Eppure Ostia fino verso la fine degli anni ’80 non erano tenuta in questo stato. Sarebbe sufficiente ammirare dello storiche cartoline della cittadina, per rendersi conto delle differenze. Il verde curato e le fioriere del Pontile, biglietto d’ingresso della città: così come egli altri spazi di verde. I cancelli di Castelporziano, una delle spiagge più grandi d’Europa e, ahimè, tra le più appetibili su cui molti gruppi stranieri da sempre vorrebbero mettere le mani. A cavallo degli anni ’70 e ’80 quegli ampi arenili erano considerati come un gioiello sulla via litoranea. Scelti persino come location per molti film italiani e stranieri e, non da ultimo per un videoclip del famoso gruppo rock U2.

Peraltro, anche lì il verde era ben gestito da un apposito servizio del Comune, presente sul posto con delle postazioni fisse.
La lista sarebbe lunga, lunghissima di esempi come questi.

Però preferisco fermarmi qui.

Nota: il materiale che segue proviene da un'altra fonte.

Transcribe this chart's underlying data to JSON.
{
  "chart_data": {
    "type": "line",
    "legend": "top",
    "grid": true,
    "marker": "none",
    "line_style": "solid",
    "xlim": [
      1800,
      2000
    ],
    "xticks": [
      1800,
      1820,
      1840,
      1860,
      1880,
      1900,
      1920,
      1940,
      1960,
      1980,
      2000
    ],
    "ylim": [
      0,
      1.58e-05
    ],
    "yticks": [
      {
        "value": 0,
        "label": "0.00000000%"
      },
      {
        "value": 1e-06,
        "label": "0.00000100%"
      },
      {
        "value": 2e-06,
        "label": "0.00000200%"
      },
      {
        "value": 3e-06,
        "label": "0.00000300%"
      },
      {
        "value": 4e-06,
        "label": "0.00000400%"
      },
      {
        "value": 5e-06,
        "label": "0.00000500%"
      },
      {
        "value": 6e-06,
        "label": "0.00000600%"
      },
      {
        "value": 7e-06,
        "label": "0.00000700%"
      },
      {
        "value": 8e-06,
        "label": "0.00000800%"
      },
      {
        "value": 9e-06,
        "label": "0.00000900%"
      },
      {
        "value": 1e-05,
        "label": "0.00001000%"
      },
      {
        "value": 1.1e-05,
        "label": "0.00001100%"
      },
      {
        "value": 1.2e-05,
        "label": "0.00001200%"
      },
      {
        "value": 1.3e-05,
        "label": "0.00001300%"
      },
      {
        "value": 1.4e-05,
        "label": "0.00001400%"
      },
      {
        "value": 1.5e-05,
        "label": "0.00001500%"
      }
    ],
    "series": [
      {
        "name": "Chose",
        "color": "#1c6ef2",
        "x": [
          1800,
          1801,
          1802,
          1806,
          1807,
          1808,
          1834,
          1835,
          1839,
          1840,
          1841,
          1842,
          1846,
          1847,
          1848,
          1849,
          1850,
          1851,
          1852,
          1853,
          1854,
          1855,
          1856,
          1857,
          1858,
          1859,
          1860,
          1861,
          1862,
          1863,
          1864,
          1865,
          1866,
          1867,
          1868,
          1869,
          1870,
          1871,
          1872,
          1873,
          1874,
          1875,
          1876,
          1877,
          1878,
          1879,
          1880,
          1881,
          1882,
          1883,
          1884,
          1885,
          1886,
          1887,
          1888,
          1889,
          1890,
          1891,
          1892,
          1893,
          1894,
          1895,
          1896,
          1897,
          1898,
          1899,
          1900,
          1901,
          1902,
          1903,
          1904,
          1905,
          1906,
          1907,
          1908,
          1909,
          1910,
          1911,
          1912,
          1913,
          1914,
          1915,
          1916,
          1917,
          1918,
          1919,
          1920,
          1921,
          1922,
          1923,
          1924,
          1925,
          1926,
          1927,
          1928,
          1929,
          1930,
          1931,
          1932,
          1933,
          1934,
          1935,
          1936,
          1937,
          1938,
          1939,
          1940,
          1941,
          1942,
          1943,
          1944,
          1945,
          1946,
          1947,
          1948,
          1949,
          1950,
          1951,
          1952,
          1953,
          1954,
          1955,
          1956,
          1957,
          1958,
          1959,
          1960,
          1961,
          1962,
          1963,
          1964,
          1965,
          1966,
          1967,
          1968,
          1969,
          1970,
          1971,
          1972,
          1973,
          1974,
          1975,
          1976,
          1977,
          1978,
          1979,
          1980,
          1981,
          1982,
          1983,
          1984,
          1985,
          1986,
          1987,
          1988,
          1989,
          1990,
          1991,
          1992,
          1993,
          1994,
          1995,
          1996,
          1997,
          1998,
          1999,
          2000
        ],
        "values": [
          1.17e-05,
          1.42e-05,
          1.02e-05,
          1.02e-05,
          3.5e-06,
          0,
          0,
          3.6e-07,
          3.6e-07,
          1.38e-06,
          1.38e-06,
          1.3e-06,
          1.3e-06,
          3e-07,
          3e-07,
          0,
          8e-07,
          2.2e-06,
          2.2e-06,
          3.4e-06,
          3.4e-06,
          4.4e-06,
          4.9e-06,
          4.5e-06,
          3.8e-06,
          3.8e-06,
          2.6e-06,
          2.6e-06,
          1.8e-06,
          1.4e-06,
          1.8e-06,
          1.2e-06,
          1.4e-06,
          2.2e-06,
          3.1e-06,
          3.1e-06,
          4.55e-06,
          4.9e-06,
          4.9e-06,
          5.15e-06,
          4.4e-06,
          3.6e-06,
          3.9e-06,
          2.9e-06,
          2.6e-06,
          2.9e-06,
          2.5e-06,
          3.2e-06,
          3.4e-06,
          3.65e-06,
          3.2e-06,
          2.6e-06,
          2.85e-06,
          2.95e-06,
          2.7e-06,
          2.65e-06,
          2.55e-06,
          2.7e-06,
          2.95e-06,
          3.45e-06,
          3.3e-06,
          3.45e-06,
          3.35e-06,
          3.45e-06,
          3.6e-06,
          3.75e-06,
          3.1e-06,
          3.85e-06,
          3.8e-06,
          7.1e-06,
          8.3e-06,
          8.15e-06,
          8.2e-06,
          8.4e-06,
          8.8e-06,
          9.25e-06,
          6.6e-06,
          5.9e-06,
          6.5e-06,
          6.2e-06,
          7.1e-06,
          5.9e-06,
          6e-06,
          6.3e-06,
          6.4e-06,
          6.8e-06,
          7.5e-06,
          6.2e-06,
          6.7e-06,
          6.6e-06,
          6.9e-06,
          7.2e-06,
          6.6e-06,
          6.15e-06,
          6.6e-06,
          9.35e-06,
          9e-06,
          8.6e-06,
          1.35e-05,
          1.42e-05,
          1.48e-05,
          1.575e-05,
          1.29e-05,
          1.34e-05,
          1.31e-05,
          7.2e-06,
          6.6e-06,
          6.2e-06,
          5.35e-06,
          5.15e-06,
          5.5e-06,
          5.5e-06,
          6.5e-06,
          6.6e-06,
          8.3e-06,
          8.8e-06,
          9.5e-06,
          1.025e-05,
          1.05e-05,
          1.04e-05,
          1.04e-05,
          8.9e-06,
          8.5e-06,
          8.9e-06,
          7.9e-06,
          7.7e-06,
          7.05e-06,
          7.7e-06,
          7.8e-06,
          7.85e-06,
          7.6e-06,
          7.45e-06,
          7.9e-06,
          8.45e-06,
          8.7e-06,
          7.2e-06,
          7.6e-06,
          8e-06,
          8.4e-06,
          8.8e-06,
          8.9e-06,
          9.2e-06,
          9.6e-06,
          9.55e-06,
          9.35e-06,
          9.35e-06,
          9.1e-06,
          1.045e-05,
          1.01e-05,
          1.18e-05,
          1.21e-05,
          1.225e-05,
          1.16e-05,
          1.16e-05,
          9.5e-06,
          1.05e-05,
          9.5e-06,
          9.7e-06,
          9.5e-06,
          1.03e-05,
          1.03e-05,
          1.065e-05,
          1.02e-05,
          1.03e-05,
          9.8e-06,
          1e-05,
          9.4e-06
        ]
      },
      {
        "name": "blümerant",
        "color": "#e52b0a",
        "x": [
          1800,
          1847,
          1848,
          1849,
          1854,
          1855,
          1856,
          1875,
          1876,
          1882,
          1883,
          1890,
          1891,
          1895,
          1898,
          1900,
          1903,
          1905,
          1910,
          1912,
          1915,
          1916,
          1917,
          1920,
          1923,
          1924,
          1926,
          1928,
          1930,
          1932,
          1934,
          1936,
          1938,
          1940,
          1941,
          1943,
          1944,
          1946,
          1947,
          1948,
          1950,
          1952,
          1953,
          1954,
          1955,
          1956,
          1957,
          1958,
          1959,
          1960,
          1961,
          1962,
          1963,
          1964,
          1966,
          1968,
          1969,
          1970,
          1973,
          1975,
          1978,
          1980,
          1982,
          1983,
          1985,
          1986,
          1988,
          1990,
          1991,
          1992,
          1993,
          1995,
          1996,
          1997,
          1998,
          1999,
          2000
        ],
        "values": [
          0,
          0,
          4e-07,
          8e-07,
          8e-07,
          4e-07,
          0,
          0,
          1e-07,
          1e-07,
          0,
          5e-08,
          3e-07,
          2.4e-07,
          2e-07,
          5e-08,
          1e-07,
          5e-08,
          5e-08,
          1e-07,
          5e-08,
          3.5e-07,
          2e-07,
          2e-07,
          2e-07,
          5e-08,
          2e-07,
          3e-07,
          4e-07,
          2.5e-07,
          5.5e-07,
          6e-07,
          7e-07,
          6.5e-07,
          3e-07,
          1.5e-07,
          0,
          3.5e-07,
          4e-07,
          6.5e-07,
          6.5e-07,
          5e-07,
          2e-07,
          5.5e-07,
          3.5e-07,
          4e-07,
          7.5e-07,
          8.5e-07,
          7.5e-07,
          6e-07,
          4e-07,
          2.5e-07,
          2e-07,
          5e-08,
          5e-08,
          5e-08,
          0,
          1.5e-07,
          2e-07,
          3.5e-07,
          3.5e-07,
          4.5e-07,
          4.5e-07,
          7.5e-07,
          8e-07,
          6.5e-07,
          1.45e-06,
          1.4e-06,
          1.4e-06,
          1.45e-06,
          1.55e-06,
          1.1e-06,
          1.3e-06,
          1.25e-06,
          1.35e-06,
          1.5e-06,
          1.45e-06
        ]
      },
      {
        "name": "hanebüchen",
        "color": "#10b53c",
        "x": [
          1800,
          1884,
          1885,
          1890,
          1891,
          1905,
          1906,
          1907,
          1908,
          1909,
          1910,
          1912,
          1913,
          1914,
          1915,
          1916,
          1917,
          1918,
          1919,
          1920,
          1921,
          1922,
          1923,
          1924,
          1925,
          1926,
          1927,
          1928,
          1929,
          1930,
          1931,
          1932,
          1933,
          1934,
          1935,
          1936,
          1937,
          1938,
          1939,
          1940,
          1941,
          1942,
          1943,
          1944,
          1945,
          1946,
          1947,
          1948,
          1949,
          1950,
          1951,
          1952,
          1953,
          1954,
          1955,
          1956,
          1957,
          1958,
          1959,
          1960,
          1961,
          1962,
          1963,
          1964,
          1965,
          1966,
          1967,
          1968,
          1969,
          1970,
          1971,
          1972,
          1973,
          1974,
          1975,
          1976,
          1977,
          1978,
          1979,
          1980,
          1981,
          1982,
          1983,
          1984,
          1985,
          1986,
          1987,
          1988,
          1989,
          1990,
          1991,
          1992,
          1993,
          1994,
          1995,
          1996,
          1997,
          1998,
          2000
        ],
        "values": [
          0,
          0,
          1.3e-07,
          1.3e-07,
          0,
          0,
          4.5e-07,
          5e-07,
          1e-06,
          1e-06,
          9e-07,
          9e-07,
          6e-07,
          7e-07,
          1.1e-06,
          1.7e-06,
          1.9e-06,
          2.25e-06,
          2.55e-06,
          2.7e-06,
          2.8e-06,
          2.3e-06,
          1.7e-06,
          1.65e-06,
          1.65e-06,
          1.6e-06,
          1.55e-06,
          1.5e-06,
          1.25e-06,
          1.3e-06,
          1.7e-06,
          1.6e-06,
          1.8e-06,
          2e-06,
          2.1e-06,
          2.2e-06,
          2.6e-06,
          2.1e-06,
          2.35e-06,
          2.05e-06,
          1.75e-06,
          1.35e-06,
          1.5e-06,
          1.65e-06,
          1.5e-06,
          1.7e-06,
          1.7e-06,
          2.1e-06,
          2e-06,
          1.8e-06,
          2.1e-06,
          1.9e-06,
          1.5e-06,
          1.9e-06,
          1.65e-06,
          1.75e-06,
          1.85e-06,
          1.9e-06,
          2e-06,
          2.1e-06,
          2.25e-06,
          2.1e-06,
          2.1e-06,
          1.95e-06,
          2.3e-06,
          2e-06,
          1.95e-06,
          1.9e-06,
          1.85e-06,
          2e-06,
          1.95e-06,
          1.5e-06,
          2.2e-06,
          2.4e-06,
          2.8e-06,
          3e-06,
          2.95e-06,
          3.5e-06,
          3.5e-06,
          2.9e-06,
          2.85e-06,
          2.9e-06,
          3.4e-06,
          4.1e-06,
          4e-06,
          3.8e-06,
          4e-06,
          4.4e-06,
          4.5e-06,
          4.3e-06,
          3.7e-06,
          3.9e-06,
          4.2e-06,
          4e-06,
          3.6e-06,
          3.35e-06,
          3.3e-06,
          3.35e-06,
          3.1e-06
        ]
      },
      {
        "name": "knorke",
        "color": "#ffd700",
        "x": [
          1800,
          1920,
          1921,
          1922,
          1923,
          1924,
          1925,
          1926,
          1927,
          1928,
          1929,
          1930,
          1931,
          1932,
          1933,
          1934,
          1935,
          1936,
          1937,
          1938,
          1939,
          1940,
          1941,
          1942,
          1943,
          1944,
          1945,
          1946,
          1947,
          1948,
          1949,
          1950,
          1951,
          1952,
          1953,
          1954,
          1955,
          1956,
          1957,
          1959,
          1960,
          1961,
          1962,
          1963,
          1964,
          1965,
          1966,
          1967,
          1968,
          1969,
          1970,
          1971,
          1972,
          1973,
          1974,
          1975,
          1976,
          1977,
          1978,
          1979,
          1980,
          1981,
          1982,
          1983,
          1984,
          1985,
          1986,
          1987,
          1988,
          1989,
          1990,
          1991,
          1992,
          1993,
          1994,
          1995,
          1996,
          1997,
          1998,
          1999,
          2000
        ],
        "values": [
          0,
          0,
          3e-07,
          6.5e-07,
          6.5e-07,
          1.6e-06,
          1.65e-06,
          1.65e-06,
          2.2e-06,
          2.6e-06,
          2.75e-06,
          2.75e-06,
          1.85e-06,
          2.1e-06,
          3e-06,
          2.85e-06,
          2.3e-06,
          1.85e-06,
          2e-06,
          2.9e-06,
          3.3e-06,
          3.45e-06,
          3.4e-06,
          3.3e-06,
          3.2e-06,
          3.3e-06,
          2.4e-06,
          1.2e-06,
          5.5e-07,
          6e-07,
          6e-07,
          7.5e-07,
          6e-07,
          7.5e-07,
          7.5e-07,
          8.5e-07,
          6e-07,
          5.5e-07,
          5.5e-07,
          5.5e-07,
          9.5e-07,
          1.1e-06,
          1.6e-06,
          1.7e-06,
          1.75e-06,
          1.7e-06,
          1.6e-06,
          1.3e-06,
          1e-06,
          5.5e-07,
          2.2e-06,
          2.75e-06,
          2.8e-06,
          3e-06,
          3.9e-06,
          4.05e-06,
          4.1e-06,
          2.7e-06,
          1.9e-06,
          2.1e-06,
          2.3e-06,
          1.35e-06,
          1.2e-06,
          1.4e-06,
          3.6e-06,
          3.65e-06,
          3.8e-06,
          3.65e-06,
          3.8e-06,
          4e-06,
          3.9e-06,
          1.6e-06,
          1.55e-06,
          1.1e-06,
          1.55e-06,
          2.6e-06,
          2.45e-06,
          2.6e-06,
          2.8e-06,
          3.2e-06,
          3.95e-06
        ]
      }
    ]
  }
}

Per questo mi auguro che le autorità, le stesse che stanno permettendo tutto questo, facciano un passo indietro e riflettano bene, prima di agire in modo così drastico e razionale. Perché anche loro, immagino, avranno dei figli che desiderano andare al mare, oppure giocare a pallone in uno spazio verde pubblico; avere le stesse esigenze dei loro simili, ovvero mandare i propri figlioli nel centro estivo in riva al mare, durante la pausa di vacanze scolastiche. Magari non ad Ostia. Ma il principio non cambia.
Per questo, ripeto, occorre svestirsi.
Scrollarsi di dosso quelle “divise” che si indossano quotidianamente, quando ci si reca al lavoro per cercare di tornare ad una dimensione decisamente più umana. Perché in fondo abbiamo bisogno anche di questo. Della chiacchierata e del caffè da gustare, insieme con un buon amico, nel patio del bar “incastonato” nello stabilimento balneare; della nuotata tra due vecchi amici a chi arriva prima alla boa.  Ripeto  (repetita iuvant)  di questo hanno bisogno i cittadini.

Che siano di Ostia – cittadina alle prese forse con uno dei momenti più neri dalla sua nascita – o di qualsiasi altra località italiana.  E non dell’arroganza dei sigilli apposti dal magistrato di turno.